Towards Accurate and Real-time End-of-speech Estimation
Yifeng Fan (University of Illinois at Urbana-Champaign); Colin Vaz (Amazon); Di He (Amazon); Jahn Heymann (Amazon); Viet Anh Trinh (Amazon); Zhe Zhang (Amazon); Venkatesh Ravichandran (Amazon)
-
SPS
IEEE Members: $11.00
Non-members: $15.00
We introduce a variant of the endpoint (EP) detection problem in automatic speech recognition (ASR), which we call the end-of-speech (EOS) estimation. Given an utterance, EOS estimation aims to identify the timestamp when the utterance waveform has fully decayed and is then used to measure the EP latency.

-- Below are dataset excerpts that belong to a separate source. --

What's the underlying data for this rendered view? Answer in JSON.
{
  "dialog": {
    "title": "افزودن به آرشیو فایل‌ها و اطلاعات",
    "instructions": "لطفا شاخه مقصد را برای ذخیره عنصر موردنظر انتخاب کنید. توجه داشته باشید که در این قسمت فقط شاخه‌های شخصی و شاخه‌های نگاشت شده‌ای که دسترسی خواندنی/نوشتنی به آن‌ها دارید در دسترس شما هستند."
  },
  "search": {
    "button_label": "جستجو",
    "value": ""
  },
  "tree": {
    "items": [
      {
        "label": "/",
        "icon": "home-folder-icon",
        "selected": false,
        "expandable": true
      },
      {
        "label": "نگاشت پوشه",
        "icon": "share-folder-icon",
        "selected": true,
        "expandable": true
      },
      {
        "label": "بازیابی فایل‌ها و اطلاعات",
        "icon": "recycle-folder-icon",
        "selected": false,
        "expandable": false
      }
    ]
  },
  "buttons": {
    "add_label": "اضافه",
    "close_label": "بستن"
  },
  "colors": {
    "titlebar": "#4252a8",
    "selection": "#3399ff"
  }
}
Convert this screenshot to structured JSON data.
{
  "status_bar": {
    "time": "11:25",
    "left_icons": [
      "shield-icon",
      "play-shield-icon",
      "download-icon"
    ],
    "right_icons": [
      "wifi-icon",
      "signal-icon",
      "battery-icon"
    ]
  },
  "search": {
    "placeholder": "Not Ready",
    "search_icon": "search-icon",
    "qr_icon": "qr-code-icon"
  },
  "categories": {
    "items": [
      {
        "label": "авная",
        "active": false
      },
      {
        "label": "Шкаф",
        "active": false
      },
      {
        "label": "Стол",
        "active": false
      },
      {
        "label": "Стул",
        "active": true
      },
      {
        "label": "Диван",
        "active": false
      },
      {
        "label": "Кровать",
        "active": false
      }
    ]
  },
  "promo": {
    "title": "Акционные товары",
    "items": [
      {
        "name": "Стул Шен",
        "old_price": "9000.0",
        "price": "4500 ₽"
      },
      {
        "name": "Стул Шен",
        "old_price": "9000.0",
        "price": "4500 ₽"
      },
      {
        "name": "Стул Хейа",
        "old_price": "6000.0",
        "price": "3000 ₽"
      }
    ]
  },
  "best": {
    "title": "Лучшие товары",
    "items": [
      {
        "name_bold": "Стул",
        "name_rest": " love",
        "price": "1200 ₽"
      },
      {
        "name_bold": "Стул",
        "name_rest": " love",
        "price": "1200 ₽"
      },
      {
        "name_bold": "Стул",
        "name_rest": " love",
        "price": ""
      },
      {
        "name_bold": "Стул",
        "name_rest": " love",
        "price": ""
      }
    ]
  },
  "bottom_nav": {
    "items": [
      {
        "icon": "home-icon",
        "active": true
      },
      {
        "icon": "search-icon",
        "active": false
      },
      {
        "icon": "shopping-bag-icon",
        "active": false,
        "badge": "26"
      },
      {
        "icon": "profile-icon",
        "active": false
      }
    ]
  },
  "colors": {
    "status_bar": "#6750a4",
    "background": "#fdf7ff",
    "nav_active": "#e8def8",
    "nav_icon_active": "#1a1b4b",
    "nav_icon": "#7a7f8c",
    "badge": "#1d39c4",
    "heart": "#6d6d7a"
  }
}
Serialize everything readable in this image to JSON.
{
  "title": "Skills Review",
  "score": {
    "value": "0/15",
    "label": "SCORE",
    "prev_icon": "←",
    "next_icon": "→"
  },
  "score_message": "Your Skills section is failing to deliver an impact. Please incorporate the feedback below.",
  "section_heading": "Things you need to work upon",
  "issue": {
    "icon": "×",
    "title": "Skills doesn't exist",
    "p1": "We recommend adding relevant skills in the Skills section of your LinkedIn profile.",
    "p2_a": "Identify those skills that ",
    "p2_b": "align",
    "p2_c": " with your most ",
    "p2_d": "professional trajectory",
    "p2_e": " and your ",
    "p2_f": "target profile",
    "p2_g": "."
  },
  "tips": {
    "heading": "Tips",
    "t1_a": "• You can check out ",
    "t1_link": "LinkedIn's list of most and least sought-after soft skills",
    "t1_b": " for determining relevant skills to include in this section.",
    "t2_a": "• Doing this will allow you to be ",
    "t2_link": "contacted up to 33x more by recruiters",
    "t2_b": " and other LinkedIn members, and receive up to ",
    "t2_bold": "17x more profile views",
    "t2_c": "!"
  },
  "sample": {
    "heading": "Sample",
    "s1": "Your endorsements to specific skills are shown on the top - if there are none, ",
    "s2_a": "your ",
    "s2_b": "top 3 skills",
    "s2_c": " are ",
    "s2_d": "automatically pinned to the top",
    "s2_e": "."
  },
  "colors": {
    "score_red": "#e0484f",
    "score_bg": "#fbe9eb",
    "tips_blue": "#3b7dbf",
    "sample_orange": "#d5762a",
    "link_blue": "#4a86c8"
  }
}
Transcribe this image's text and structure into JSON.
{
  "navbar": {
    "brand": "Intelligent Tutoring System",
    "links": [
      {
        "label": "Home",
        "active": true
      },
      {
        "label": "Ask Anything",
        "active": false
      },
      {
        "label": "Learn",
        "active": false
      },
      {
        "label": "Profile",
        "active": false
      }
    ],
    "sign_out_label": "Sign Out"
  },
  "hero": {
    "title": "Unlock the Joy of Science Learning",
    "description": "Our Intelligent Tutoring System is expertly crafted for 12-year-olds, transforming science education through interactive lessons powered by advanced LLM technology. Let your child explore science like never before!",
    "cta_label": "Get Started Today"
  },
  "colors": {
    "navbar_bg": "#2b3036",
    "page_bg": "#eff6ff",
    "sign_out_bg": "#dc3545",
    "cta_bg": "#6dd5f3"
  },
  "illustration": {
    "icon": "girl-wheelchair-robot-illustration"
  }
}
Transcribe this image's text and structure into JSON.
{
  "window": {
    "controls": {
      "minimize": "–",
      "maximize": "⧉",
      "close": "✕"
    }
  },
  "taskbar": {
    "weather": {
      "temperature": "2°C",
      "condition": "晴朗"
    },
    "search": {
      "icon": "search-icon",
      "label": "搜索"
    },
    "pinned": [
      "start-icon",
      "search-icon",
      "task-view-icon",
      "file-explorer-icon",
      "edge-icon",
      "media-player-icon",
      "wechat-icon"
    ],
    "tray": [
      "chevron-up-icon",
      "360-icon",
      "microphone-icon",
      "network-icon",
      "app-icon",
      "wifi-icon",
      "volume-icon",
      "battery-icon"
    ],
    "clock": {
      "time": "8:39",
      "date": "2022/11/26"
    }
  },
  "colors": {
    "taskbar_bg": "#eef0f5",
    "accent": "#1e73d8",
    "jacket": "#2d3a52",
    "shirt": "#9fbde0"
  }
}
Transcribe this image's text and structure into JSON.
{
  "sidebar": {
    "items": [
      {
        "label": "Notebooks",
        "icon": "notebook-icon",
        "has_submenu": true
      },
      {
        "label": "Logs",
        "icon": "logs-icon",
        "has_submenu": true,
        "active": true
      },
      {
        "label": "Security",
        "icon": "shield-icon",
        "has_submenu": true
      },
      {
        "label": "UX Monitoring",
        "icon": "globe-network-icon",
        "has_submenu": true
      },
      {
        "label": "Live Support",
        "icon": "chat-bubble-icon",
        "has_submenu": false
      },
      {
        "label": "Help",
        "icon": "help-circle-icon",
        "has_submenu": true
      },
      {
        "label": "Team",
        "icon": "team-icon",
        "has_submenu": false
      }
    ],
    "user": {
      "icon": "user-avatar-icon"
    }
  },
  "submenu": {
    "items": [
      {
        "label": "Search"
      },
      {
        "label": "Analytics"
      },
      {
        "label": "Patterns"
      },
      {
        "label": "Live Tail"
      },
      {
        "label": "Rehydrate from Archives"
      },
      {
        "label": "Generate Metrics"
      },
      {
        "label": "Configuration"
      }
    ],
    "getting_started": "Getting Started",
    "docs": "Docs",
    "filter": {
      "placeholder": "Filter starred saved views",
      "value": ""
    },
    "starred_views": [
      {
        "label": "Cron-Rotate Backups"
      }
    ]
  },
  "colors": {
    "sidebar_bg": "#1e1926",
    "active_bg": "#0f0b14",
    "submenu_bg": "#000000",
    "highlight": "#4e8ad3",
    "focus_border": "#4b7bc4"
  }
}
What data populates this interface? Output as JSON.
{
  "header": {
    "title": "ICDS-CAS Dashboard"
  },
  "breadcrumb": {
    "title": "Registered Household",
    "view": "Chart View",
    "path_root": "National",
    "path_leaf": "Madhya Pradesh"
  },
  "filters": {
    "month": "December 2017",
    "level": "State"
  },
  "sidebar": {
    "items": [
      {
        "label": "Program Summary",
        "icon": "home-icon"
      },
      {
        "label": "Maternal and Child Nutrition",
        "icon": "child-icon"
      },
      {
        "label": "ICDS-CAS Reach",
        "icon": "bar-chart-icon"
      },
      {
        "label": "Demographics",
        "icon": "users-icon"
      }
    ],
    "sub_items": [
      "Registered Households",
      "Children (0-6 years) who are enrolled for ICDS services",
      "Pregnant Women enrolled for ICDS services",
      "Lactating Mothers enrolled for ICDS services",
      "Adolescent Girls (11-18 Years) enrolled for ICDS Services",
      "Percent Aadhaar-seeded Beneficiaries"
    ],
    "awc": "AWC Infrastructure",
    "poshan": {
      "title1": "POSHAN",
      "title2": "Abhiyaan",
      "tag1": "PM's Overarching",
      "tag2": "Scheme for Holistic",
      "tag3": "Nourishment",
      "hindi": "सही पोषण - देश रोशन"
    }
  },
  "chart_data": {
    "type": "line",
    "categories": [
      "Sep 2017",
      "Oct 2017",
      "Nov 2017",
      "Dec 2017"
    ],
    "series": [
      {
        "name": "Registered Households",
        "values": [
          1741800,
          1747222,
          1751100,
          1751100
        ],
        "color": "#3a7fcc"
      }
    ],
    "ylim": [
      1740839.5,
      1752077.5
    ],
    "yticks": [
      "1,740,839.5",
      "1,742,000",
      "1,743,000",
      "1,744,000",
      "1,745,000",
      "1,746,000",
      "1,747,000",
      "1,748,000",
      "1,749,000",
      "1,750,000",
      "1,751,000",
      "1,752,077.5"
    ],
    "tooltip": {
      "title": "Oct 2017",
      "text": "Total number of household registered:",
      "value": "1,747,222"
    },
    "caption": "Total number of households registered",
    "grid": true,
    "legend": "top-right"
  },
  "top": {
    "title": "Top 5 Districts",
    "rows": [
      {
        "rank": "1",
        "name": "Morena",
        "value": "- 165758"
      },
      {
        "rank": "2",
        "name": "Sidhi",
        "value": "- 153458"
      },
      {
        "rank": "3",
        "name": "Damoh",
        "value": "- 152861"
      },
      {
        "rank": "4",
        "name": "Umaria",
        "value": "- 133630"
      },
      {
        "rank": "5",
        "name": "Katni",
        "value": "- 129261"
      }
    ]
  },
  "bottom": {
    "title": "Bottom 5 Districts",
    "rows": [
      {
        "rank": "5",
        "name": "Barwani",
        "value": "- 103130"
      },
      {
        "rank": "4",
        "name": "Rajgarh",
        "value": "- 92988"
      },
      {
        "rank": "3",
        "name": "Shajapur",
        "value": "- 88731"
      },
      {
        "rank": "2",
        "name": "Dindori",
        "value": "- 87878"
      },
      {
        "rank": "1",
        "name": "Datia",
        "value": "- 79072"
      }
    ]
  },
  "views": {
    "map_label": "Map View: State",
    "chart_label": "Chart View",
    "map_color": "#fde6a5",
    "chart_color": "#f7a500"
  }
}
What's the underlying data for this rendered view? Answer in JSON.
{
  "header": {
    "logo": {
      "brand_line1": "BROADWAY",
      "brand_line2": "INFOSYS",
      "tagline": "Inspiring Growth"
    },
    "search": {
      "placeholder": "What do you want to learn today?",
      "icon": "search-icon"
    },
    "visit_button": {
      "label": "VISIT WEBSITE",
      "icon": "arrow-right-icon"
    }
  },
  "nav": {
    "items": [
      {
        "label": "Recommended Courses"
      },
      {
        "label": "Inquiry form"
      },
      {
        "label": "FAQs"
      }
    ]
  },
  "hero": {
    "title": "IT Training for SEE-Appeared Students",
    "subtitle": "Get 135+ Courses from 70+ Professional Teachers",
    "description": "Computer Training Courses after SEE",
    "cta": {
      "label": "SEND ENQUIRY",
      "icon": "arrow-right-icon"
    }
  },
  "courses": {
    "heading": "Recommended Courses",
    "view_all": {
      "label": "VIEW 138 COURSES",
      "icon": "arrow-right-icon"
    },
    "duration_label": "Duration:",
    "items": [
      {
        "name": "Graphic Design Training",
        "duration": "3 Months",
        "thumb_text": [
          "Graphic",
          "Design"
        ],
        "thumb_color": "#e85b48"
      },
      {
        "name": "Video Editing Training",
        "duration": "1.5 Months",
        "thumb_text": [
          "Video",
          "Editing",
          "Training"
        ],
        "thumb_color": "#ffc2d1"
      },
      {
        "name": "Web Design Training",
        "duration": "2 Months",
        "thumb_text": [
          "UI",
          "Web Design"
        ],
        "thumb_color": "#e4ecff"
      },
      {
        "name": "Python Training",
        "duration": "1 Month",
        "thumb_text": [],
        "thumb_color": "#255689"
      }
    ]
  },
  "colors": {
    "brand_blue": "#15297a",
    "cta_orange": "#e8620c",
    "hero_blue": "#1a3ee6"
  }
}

Accurate EOS estimation is difficult in large-scale streaming audio scenarios due to the hefty traffic and hardware limitations. To this end, we develop an efficient and accurate framework by performing force alignment on the 1-best ASR hypothesis. In particular, we propose to use binarized states sequences for alignment, which yields an EOS estimation robust to ASR hypothesis, and the estimation error is reduced by 28% compared to aligning on phoneme states. In addition, we further observe a 30% error reduction by applying the intermediate-stage embeddings of the encoder as additional features to compute the binary probabilities.